Now in its fifth year, the International Festival of Arts & Ideas is spread over three Connecticut cities this time. Artistic Director Paul Collard picks from far and wide to bring together presentations ranging from the popular to the challenging, just as the festival's title promises. The lone Italian entry comes from the Societas Raffaello Sanzio, an experimental theater group based in Cesena, near the Adriatic coast south of Venice. Romeo Castellucci presents a combination deconstruction and sensual exploration of the Julius Caesar theme. Shakespeare plus various ancient Roman historians provide the pared down text in Italian, mostly inaudible at this performance for want of body mikes, although English surtitles save the day.
The visual side is more consequential. Giovanni Rossetti (Brutus) and Lele Biagi (Cassius) in white robes plan the most conspicuous political assassination of ancient times. Diminutive Maurizio Carra as a mature Julius Caesar is stripped, washed, bound and laid to rest on an impromptu bier. Although this is an interesting musing on death as the destroyer of power, the same point could have been made without subjecting the audience to unessential nudity. Mark Anthony mounts an antique pedestal to deliver his address. (Is the choice of actor, Dalmazio Masini who speaks with altered voice due to a tracheotomy, a statement about the supreme orator or merely a challenge to American audiences that are generally served idealized images in theater and cinema?)
The second half is more intriguing. All has turned to black following a great fire, and the earlier generous lighting spots give way to a gloomy realm. Brutus and Cassius are now played by two smudgy-faced waif-like young women, Federica Santoro and Cristiana Bertini respectively. Against this action Castellucci's theatrical landscape is filled with the inanimate -- a horse skeleton, stuffed animals, rotating rough-hewn lighting supports, and a walking chair (these last two by metalworker Stephan Duve). Aided by Claudia Castellucci and Chiara Guidi, Romeo Castellucci is eager to show off his research into the concept of rhetoric.

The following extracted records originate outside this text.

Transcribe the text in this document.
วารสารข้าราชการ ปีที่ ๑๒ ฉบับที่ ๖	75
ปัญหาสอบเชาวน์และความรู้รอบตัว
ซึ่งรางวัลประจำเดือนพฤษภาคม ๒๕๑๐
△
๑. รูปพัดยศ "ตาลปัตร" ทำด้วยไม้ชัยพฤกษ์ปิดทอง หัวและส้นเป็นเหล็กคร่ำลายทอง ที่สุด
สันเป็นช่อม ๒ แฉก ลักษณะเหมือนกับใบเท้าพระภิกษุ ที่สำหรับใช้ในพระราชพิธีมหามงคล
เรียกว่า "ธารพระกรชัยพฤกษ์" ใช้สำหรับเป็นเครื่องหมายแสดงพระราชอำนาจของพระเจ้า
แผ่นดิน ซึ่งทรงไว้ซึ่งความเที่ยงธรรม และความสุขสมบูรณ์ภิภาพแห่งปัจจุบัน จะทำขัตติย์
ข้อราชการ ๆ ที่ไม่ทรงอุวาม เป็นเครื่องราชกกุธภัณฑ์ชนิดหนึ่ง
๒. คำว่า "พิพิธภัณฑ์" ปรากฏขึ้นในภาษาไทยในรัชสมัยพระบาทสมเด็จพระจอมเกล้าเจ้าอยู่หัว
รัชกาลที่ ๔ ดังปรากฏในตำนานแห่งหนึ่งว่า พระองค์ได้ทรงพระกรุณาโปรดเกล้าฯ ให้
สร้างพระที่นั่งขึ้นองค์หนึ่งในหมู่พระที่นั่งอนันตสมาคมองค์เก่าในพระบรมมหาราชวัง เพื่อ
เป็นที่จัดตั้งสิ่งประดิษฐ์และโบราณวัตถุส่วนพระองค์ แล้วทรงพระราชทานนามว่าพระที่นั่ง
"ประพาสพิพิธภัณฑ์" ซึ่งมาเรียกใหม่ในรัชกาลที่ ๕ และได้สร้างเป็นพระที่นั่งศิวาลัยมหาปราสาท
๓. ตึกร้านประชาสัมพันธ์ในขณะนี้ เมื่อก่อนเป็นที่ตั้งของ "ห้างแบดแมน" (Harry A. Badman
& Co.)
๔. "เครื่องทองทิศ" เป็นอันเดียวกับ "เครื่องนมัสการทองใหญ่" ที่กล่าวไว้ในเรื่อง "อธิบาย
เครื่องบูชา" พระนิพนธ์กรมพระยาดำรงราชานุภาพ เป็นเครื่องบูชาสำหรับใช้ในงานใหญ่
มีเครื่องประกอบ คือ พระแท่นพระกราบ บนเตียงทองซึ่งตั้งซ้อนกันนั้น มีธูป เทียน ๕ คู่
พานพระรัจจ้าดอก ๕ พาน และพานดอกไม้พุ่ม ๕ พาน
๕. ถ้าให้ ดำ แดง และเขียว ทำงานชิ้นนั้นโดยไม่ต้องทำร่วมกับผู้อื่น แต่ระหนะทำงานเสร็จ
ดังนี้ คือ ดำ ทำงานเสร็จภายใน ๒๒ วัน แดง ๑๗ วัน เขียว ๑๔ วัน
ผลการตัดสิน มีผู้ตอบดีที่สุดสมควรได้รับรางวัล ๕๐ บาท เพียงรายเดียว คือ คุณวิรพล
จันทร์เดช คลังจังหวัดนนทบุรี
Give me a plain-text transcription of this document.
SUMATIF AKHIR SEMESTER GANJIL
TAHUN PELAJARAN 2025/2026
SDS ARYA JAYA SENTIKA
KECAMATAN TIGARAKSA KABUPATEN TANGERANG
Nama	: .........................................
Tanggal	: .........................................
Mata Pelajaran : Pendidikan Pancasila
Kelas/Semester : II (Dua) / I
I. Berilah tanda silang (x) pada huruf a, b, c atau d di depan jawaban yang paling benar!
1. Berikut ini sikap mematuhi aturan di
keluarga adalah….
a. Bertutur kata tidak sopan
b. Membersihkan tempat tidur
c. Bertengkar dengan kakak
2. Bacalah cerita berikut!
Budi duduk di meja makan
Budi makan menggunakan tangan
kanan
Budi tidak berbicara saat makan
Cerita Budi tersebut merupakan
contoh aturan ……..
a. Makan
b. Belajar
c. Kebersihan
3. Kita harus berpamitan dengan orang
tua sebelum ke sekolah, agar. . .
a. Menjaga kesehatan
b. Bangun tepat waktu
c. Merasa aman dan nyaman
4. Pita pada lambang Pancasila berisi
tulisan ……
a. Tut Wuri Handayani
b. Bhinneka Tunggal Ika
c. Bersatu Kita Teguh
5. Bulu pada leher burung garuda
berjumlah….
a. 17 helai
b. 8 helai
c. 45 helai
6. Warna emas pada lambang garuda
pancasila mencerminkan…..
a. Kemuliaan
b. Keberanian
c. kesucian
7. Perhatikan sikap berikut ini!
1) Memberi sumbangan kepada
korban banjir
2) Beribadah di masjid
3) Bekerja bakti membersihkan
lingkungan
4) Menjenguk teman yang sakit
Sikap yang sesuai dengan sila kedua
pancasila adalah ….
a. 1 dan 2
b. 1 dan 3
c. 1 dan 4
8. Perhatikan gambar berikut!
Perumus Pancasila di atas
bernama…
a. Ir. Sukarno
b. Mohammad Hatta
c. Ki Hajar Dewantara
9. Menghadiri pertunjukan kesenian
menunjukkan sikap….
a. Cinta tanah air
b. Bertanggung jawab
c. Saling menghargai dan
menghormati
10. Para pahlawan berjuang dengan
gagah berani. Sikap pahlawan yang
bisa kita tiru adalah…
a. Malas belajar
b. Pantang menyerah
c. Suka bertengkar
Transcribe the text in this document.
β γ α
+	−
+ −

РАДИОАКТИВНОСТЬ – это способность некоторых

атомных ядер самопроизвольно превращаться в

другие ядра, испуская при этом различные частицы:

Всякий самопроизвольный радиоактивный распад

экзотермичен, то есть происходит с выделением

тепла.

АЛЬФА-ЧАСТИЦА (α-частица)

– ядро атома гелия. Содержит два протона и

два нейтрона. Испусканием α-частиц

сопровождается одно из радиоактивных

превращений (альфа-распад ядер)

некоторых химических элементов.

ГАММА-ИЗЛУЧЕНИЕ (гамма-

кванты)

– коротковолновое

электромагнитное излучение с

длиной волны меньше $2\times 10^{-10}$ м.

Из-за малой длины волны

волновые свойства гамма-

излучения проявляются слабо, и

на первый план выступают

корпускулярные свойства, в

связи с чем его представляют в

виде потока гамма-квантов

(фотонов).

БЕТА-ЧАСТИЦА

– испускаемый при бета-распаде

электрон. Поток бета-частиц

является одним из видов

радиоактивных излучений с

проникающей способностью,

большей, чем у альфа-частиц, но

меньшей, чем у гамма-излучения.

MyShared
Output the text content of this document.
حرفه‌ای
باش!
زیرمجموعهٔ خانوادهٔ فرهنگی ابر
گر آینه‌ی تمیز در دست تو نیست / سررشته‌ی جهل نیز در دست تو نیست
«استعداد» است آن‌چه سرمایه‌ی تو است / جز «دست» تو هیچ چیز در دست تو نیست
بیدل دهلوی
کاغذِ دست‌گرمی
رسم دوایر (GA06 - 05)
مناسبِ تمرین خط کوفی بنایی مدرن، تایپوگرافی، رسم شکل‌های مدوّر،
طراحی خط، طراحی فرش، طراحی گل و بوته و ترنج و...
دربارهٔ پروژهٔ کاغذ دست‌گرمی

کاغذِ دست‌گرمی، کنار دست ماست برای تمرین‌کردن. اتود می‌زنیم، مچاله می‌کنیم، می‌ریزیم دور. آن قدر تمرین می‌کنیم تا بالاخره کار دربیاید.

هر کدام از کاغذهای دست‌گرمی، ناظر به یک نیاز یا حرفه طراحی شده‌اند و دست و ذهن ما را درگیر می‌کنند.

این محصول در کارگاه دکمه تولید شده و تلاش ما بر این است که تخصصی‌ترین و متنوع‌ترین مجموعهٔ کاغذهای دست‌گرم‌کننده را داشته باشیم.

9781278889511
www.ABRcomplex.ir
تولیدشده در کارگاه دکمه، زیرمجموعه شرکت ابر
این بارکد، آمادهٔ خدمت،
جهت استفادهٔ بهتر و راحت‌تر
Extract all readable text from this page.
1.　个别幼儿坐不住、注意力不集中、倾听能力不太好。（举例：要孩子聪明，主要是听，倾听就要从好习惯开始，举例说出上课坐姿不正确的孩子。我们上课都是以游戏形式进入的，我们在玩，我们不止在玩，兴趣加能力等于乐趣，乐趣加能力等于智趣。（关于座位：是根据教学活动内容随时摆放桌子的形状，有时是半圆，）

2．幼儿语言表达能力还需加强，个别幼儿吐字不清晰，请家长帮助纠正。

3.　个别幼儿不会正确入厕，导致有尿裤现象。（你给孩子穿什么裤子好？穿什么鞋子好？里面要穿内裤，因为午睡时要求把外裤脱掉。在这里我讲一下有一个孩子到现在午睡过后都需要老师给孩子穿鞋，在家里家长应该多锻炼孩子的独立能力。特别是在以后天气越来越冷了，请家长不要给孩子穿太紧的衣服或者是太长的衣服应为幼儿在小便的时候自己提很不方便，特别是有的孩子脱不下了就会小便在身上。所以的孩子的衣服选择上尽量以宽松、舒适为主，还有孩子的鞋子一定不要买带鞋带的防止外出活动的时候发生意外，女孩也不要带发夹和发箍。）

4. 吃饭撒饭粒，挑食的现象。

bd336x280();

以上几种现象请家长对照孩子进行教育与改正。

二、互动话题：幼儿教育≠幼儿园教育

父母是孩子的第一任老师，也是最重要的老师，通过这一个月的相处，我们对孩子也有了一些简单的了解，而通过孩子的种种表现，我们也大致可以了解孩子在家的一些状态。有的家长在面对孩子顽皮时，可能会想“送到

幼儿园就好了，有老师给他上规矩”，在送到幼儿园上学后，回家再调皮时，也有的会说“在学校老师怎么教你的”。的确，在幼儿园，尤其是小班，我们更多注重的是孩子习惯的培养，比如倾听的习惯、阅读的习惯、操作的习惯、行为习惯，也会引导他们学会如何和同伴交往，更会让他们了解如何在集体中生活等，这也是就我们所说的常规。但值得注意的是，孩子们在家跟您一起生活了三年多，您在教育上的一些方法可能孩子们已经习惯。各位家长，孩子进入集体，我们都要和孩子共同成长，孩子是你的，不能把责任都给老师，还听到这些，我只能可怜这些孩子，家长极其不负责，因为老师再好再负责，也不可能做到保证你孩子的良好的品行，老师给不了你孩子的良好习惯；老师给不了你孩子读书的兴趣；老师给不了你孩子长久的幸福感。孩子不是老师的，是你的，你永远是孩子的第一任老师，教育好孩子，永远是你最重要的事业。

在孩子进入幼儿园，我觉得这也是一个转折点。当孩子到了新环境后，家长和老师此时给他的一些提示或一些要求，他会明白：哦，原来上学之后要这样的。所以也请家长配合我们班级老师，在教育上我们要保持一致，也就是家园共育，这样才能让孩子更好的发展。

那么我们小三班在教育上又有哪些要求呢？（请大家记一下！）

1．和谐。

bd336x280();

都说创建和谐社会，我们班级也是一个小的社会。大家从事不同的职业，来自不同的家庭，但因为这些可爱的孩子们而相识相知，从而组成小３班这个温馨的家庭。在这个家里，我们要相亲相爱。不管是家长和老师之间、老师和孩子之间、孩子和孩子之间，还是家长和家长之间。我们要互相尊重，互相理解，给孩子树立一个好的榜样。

Like acting, rhetoric aims to convince through technique, but nature is no less important a factor. Castellucci has the Act I Brutus (Giovanni Rossetti) thrust an endoscope down his throat to show his vocal chords. Later on, gulps of helium make him sound momentarily like Donald Duck. There a swipe at method acting with clever cartoon-style balloons interjected by Fabio Sajiz as an almost invisible character named ...vski [sic]. Castellucci's world view is firmly anchored in sober Christian symbolism, but a Duchamp/Magritte insouciance prevents pontification, itself the death of rhetoric.
Encountering an experimental work with such carefully prepared lighting and sound is rare outside of the BAM Next Wave Festival, but the company does itself an injustice by not explaining the show's concept in clear English.